Monday, July 26, 2004
What to write....................... or not
My name is Kate.
I live in Hawaii.
I am not from here.
My family is very far away.
This is a good thing, for now.
I am 40.
I am single (but I live with my best friend and he is male)
UPDATE TO THIS LAST LINE....... I FINALLY KICKED HIM OUT (I will talk about it someday)
I love kids, but I don't want to have one. (trust me when I say this)
I work as a kayak guide
I work as a Dive guide
I work as a Concierge for a travel company (I will explain that later, it is my bread and butter)
I clean my landlord's house
I work alot!
My best friends live down the road.
I love this place
I consider myself very lucky
Eventhough there are a few things missing.

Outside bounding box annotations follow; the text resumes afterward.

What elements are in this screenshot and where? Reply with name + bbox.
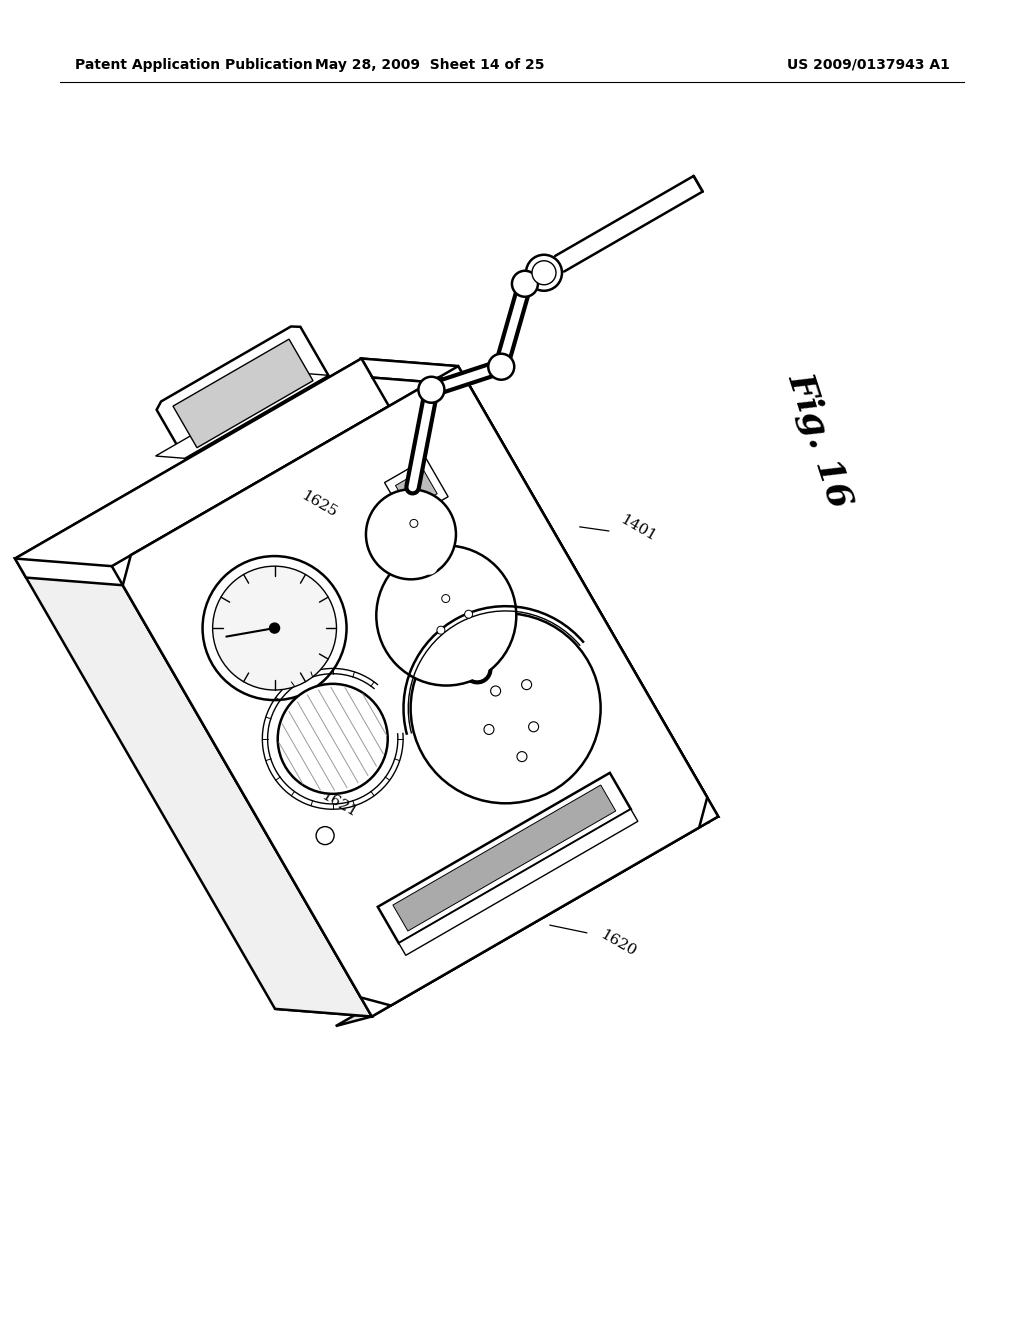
Circle shape (465, 610, 473, 618)
Polygon shape (15, 359, 458, 566)
Text: 1682: 1682 (550, 655, 591, 686)
Polygon shape (156, 374, 329, 458)
Text: 1401: 1401 (617, 512, 658, 544)
Circle shape (437, 626, 444, 634)
Circle shape (490, 686, 501, 696)
Polygon shape (15, 558, 372, 1016)
Polygon shape (15, 359, 469, 585)
Polygon shape (385, 458, 449, 520)
Text: Fig. 16: Fig. 16 (782, 368, 858, 512)
Text: 1621: 1621 (318, 788, 359, 820)
Circle shape (419, 376, 444, 403)
Polygon shape (378, 772, 631, 944)
Circle shape (441, 594, 450, 602)
Circle shape (278, 684, 388, 793)
Circle shape (269, 623, 280, 634)
Circle shape (316, 826, 334, 845)
Polygon shape (395, 470, 437, 510)
Polygon shape (157, 326, 329, 458)
Polygon shape (336, 817, 718, 1026)
Polygon shape (398, 809, 638, 956)
Circle shape (203, 556, 346, 700)
Text: May 28, 2009  Sheet 14 of 25: May 28, 2009 Sheet 14 of 25 (315, 58, 545, 73)
Circle shape (532, 261, 556, 285)
Polygon shape (373, 378, 709, 822)
Circle shape (410, 519, 418, 528)
Text: US 2009/0137943 A1: US 2009/0137943 A1 (787, 58, 950, 73)
Circle shape (521, 680, 531, 689)
Circle shape (488, 354, 514, 380)
Text: 1689: 1689 (464, 739, 505, 771)
Text: Patent Application Publication: Patent Application Publication (75, 58, 312, 73)
Circle shape (484, 725, 494, 734)
Polygon shape (123, 378, 708, 1006)
Text: 1625: 1625 (298, 488, 339, 520)
Circle shape (213, 566, 337, 690)
Circle shape (366, 490, 456, 579)
Polygon shape (393, 785, 615, 931)
Polygon shape (361, 359, 718, 817)
Text: 1620: 1620 (598, 928, 639, 960)
Circle shape (517, 751, 527, 762)
Polygon shape (173, 339, 313, 447)
Circle shape (411, 614, 601, 804)
Circle shape (376, 545, 516, 685)
Circle shape (528, 722, 539, 731)
Polygon shape (112, 366, 718, 1016)
Circle shape (526, 255, 562, 290)
Circle shape (512, 271, 538, 297)
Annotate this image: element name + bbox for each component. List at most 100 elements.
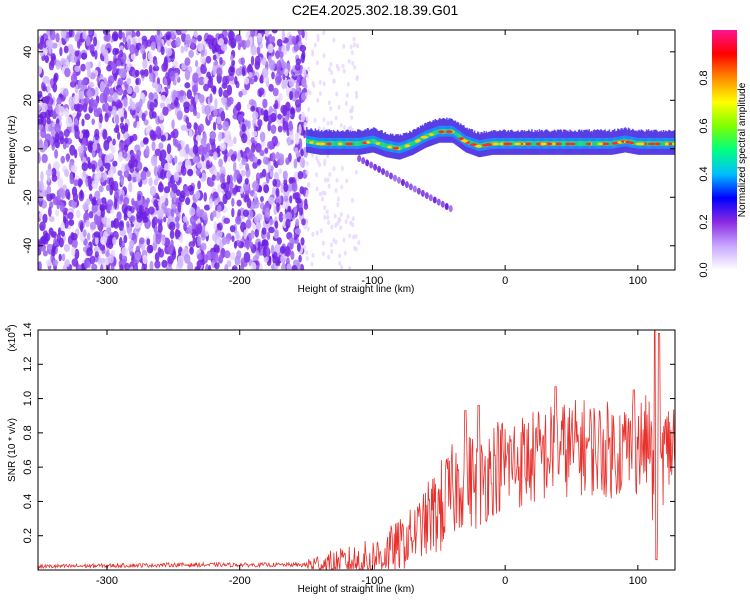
noise-speckle: [70, 73, 78, 83]
noise-speckle: [38, 239, 41, 246]
noise-speckle: [158, 181, 163, 192]
noise-speckle: [352, 234, 356, 240]
noise-speckle: [117, 131, 121, 141]
noise-speckle: [183, 185, 189, 194]
noise-speckle: [46, 185, 52, 195]
noise-speckle: [350, 197, 354, 203]
noise-speckle: [112, 92, 119, 102]
noise-speckle: [208, 114, 213, 121]
spectrogram-x-ticks: -300 -200 -100 0 100: [96, 30, 647, 287]
x-tick-label: -200: [229, 575, 251, 587]
noise-speckle: [322, 30, 326, 36]
noise-speckle: [64, 107, 69, 118]
noise-speckle: [119, 49, 124, 58]
noise-speckle: [279, 246, 286, 254]
noise-speckle: [201, 211, 208, 221]
noise-speckle: [176, 110, 183, 121]
noise-speckle: [174, 228, 179, 240]
noise-speckle: [200, 230, 206, 241]
noise-speckle: [39, 180, 44, 191]
noise-speckle: [58, 253, 62, 262]
x-tick-label: -200: [229, 275, 251, 287]
noise-speckle: [165, 47, 173, 57]
noise-speckle: [275, 194, 282, 205]
noise-speckle: [146, 238, 151, 246]
noise-speckle: [74, 248, 80, 260]
noise-speckle: [74, 118, 79, 126]
noise-speckle: [166, 152, 171, 163]
noise-speckle: [183, 222, 187, 232]
noise-speckle: [195, 134, 202, 142]
noise-speckle: [104, 162, 111, 169]
ridge-core: [460, 134, 462, 140]
noise-speckle: [119, 253, 123, 261]
colorbar-ticks: 0.0 0.2 0.4 0.6 0.8: [698, 70, 710, 277]
noise-speckle: [74, 34, 80, 42]
noise-speckle: [45, 169, 53, 177]
noise-speckle: [103, 171, 108, 181]
noise-speckle: [38, 103, 42, 111]
noise-speckle: [252, 111, 259, 120]
ridge-core: [454, 130, 457, 136]
colorbar-tick-label: 0.0: [698, 262, 710, 277]
ridge-core: [579, 141, 582, 146]
noise-speckle: [293, 158, 298, 169]
noise-speckle: [303, 203, 309, 210]
noise-speckle: [297, 171, 304, 180]
ridge-core: [332, 141, 335, 146]
noise-speckle: [289, 107, 296, 115]
noise-speckle: [318, 191, 322, 197]
noise-speckle: [148, 64, 153, 76]
ridge-peak: [667, 142, 673, 146]
noise-speckle: [149, 129, 155, 139]
noise-speckle: [323, 205, 327, 211]
noise-speckle: [241, 133, 248, 144]
noise-speckle: [201, 154, 205, 162]
noise-speckle: [305, 73, 309, 79]
noise-speckle: [258, 185, 263, 193]
noise-speckle: [354, 233, 358, 239]
noise-speckle: [180, 124, 188, 131]
noise-speckle: [212, 86, 217, 95]
noise-speckle: [213, 108, 218, 117]
colorbar: 0.0 0.2 0.4 0.6 0.8 Normalized spectral ampl…: [698, 30, 748, 278]
noise-speckle: [114, 48, 120, 55]
branch-mark: [381, 168, 386, 176]
noise-speckle: [155, 83, 162, 93]
noise-speckle: [104, 258, 109, 269]
noise-speckle: [129, 98, 133, 107]
noise-speckle: [339, 225, 343, 231]
noise-speckle: [208, 198, 213, 210]
noise-speckle: [91, 203, 98, 214]
noise-speckle: [241, 123, 246, 133]
noise-speckle: [63, 45, 69, 54]
noise-speckle: [165, 265, 173, 270]
noise-speckle: [123, 89, 128, 97]
noise-speckle: [136, 149, 142, 158]
ridge-core: [403, 144, 406, 149]
noise-speckle: [295, 58, 302, 65]
branch-mark: [365, 159, 370, 167]
noise-speckle: [271, 30, 278, 34]
noise-speckle: [85, 61, 92, 71]
noise-speckle: [124, 262, 130, 270]
noise-speckle: [82, 229, 87, 238]
noise-speckle: [217, 131, 223, 142]
noise-speckle: [285, 211, 292, 222]
noise-speckle: [128, 231, 133, 240]
noise-speckle: [188, 129, 193, 138]
noise-speckle: [178, 194, 185, 203]
ridge-core: [634, 140, 636, 146]
noise-speckle: [166, 170, 172, 179]
noise-speckle: [102, 103, 106, 112]
ridge-core: [435, 130, 438, 135]
ridge-core: [352, 141, 355, 146]
ridge-core: [533, 141, 535, 146]
noise-speckle: [46, 101, 53, 111]
noise-speckle: [240, 264, 245, 270]
ridge-peak: [345, 142, 351, 146]
ridge-core: [660, 141, 663, 146]
noise-speckle: [307, 106, 311, 112]
ridge-core: [419, 136, 422, 142]
y-tick-label: 0.2: [22, 528, 34, 543]
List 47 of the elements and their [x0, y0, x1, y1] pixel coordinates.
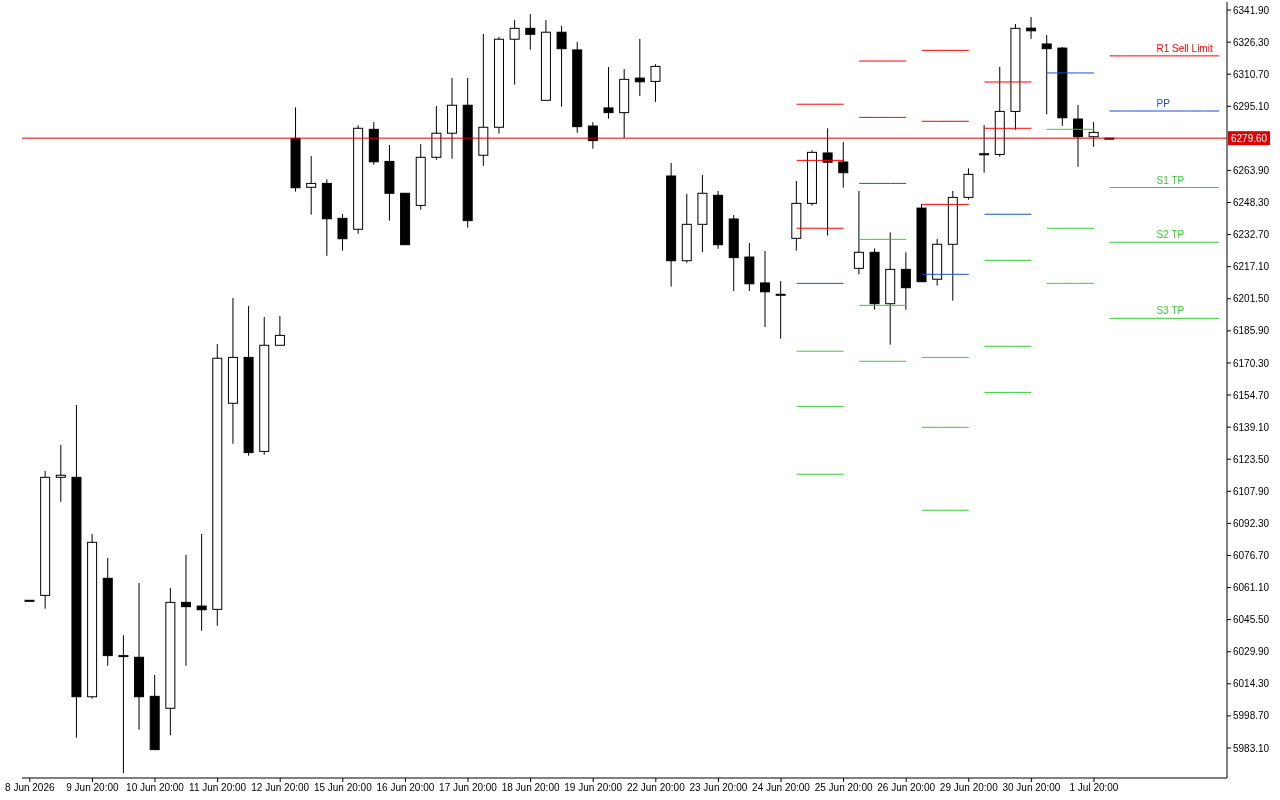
y-tick-label: 6045.50	[1233, 614, 1270, 626]
y-tick-label: 6014.30	[1233, 678, 1270, 690]
ref-line-label: 6279.60	[1231, 132, 1268, 144]
x-tick-label: 26 Jun 20:00	[877, 782, 936, 794]
x-tick-label: 10 Jun 20:00	[126, 782, 185, 794]
x-tick-label: 18 Jun 20:00	[501, 782, 560, 794]
y-tick-label: 6092.30	[1233, 517, 1270, 529]
x-tick-label: 11 Jun 20:00	[189, 782, 247, 794]
y-tick-label: 6061.10	[1233, 582, 1270, 594]
x-tick-label: 9 Jun 20:00	[66, 782, 119, 794]
x-tick-label: 24 Jun 20:00	[752, 782, 811, 794]
y-tick-label: 6326.30	[1233, 36, 1270, 48]
y-tick-label: 6341.90	[1233, 4, 1270, 16]
x-tick-label: 12 Jun 20:00	[251, 782, 310, 794]
x-tick-label: 29 Jun 20:00	[939, 782, 999, 794]
y-tick-label: 5983.10	[1233, 742, 1270, 754]
y-tick-label: 6123.50	[1233, 453, 1270, 465]
y-tick-label: 6185.90	[1233, 325, 1270, 337]
y-tick-label: 6076.70	[1233, 550, 1270, 562]
y-tick-label: 6029.90	[1233, 646, 1270, 658]
x-tick-label: 25 Jun 20:00	[814, 782, 873, 794]
x-tick-label: 23 Jun 20:00	[689, 782, 748, 794]
x-tick-label: 30 Jun 20:00	[1002, 782, 1061, 794]
series-label: PP	[1156, 98, 1171, 110]
y-tick-label: 6170.30	[1233, 357, 1270, 369]
x-tick-label: 8 Jun 2026	[5, 782, 55, 794]
series-label: S3 TP	[1156, 305, 1185, 317]
y-tick-label: 6107.90	[1233, 485, 1270, 497]
x-tick-label: 16 Jun 20:00	[376, 782, 435, 794]
x-tick-label: 17 Jun 20:00	[439, 782, 498, 794]
x-tick-label: 22 Jun 20:00	[626, 782, 686, 794]
y-tick-label: 5998.70	[1233, 710, 1270, 722]
y-tick-label: 6232.70	[1233, 229, 1270, 241]
y-tick-label: 6263.90	[1233, 165, 1270, 176]
x-tick-label: 15 Jun 20:00	[313, 782, 373, 794]
y-tick-label: 6217.10	[1233, 261, 1270, 273]
series-label: R1 Sell Limit	[1156, 42, 1213, 54]
y-tick-label: 6295.10	[1233, 100, 1270, 112]
y-tick-label: 6248.30	[1233, 197, 1270, 209]
x-tick-label: 19 Jun 20:00	[564, 782, 623, 794]
y-tick-label: 6154.70	[1233, 389, 1270, 401]
y-tick-label: 6139.10	[1233, 421, 1270, 433]
series-label: S2 TP	[1156, 229, 1185, 241]
y-tick-label: 6310.70	[1233, 68, 1270, 80]
y-tick-label: 6201.50	[1233, 293, 1270, 305]
series-label: S1 TP	[1156, 174, 1185, 186]
x-tick-label: 1 Jul 20:00	[1069, 782, 1119, 794]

I like to order things just to get mail besides the Publishers Clearing House Giveaway
So, this is the first entry and I could try to be really pretentious and start posting the journal that I have been keeping for years. But I am no where near ready for that.
So for today you get a "List of things that suck" which seems fitting as I am in a good mood and it should be short:
1. Customers who don't tip.
2. Ruining the coffeemaker
3. The mud all over my bed
4. The mud all over the floor (bye bye security deposit)
5. The fact that I haven't really moved in here yet.
6. That I must clean today
7. That I love the dog, but she is obsessed with mud.
8. I have to clean out the fridge today and I don't want to.
9. I just bid on something that I could have bought new for less (next time research before you bid)
10. That shipping to Hawaii is multo expensivo
11. Whiners (this goes back to yesterdays customers)
12. People who are afraid of water (word of advice: DON'T GO KAYAKING!)